Nach 25 km erreichte ich Kematen, und es ging zunächst für 12 km flach in einer schön homogenen Gruppe in Richtung Innsbruck. Ab hier folgte die lange, stetig ansteigende Fahrt zum Brenner. Auch hier hieß es im Vorfeld, nicht überpacen und notfalls Gruppen ziehen lassen. Die nächste Gruppe kommt bestimmt. So war es auch. Ich hatte nicht mehr genügend Trinken und merkte, das wird nicht nur nicht knapp, sondern eigentlich nie und nimmer reichen bis zur nächsten Labestation am Brenner. Aber im Race-Feeling habe ich nur daran gedacht, die jeweilige Gruppe wenigstens auf den flachen Passagen zu halten, was mir auch ganz gut gelang. An den Steigungen musste ich immer abreißen lassen und mein Tempo fahren. Eine echte Bergziege bin ich vielleicht doch nicht so…

Nach gut 2:30 Stunden ab dem Kühtai habe ich dann meine/unsere persönliche Verpflegungsstation von Speedville (www. speed-ville.de ) erreicht. (An der Stelle vielen Dank an Kenny und Laurin!!) 3 Flaschen voll aufgeladen, oben herum trockene Sachen angezogen, und dann ging es abwärts Richtung Jaufenpass.

Aber ich merkte schon, dass es verpflegungstechnisch nicht optimal gelaufen ist. Vom Kühtai bis zum Brenner mit nur einer kleinen Trinkflasche war definitiv zu wenig. Ein schwerer Fauxpas. Die Abfahrt vom Brenner war mit 17 km relativ kurz und schmerzlos. In Sterzing angekommen war es sonnig, und man kann sogar sagen leicht warm. Die Lebensgeister hat’s gefreut.
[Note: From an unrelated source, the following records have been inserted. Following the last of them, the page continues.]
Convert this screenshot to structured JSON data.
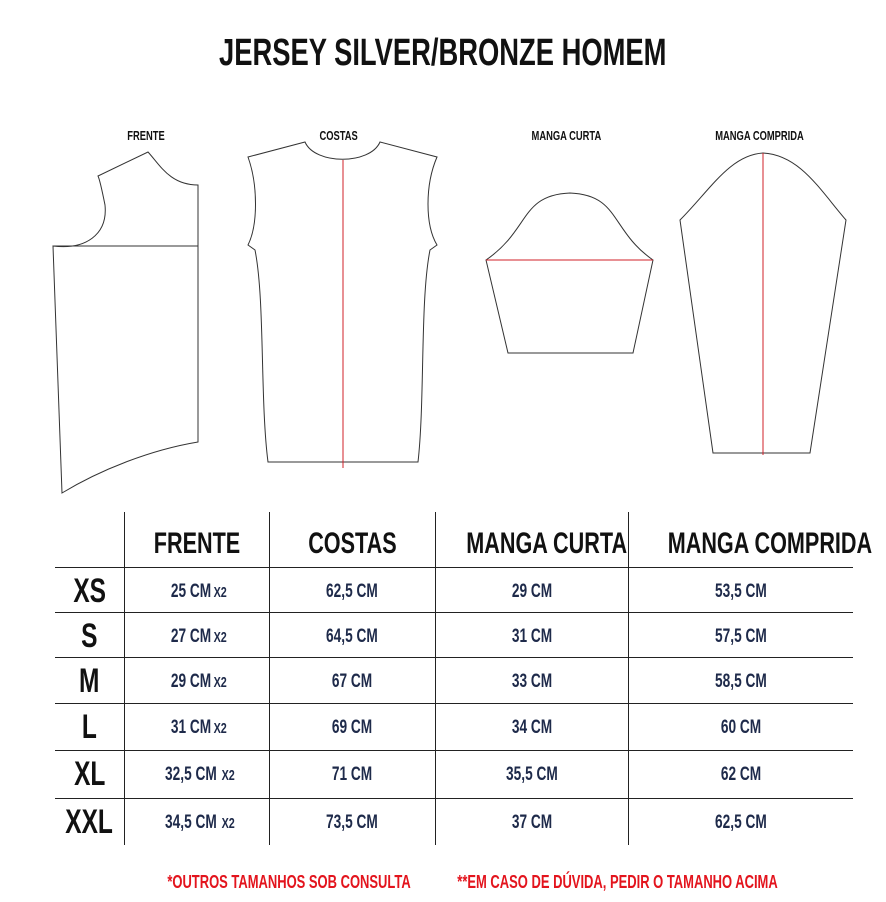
{
  "title": "JERSEY SILVER/BRONZE HOMEM",
  "pattern_labels": [
    "FRENTE",
    "COSTAS",
    "MANGA CURTA",
    "MANGA COMPRIDA"
  ],
  "table": {
    "headers": [
      "FRENTE",
      "COSTAS",
      "MANGA CURTA",
      "MANGA COMPRIDA"
    ],
    "rows": [
      {
        "size": "XS",
        "frente": "25 CM",
        "frente_mult": "X2",
        "costas": "62,5 CM",
        "manga_curta": "29 CM",
        "manga_comprida": "53,5 CM"
      },
      {
        "size": "S",
        "frente": "27 CM",
        "frente_mult": "X2",
        "costas": "64,5 CM",
        "manga_curta": "31 CM",
        "manga_comprida": "57,5 CM"
      },
      {
        "size": "M",
        "frente": "29 CM",
        "frente_mult": "X2",
        "costas": "67 CM",
        "manga_curta": "33 CM",
        "manga_comprida": "58,5 CM"
      },
      {
        "size": "L",
        "frente": "31 CM",
        "frente_mult": "X2",
        "costas": "69 CM",
        "manga_curta": "34 CM",
        "manga_comprida": "60 CM"
      },
      {
        "size": "XL",
        "frente": "32,5 CM",
        "frente_mult": "X2",
        "costas": "71 CM",
        "manga_curta": "35,5 CM",
        "manga_comprida": "62 CM"
      },
      {
        "size": "XXL",
        "frente": "34,5 CM",
        "frente_mult": "X2",
        "costas": "73,5 CM",
        "manga_curta": "37 CM",
        "manga_comprida": "62,5 CM"
      }
    ]
  },
  "notes": [
    "*OUTROS TAMANHOS SOB CONSULTA",
    "**EM CASO DE DÚVIDA, PEDIR O TAMANHO ACIMA"
  ],
  "colors": {
    "measure_line": "#d0202a",
    "notes": "#e3141d",
    "values": "#1e2a4a"
  }
}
Daher vor dem Anstieg zum Jaufenpass wieder alle Klamotten runter und ab in den Anstieg. Die ersten 2 Kilometer lief es noch nach Plan, aber dann machten sich leider die ersten Krämpfe bemerkbar. Ich konnte meine Wattvorgaben nicht mehr halten und musste im unteren GA1 Bereich bleiben, um die Krämpfe möglichst im Griff behalten zu können. Dehnen auf dem Rad klappte nicht so richtig. Daher musste ich immer mal wieder kurz anhalten, die Beine richtig durchdehnen, und dann ging’s wieder langsam weiter. Betonung liegt auf langsam. Die Aussicht, sich so die nächsten 14 km bergauf zu quälen, hielt meinen Spaß und Euphorie in Grenzen. Aber ich habe es dann doch tatsächlich irgendwie geschafft, oben anzukommen.

 

Aber wie soll es jetzt weitergehen? Es steht eine längere Abfahrt an. Die sollte ja noch machbar sein. Aber dann stand der längste und vermeintlich schwierigste Anstieg zum Timmelsjoch an mit 28 km und 6,8%. Nur mit diesem Wissen hätte ich das Ganze wohl vorher abgebrochen. Aber mit meinem Wissen ging es dann so (habe ja meine Probefahrt gemacht). Ich wusste, dass das Timmelsjoch in insgesamt 2 Anstiege aufgeteilt ist. Die ersten 14 km bis Schönau, dann ca. 4 km flach(er), dann genau 8,7 km berghoch und die letzten 3 km flach(er). Von den ersten 14 Kilometern sind die ersten 4 wiederum recht flach. Einmal kurz Kopfrechnen angesagt (gar nicht so einfach bei der Belastung). Also für den ersten Teil habe ich ja „nur“ ca. 10 km Anstieg bis Schönau, wo auch eine Labestation auf mich wartet. Mental klingen erstmal „nur“ 10 km Anstieg deutlich angenehmer als 28 km…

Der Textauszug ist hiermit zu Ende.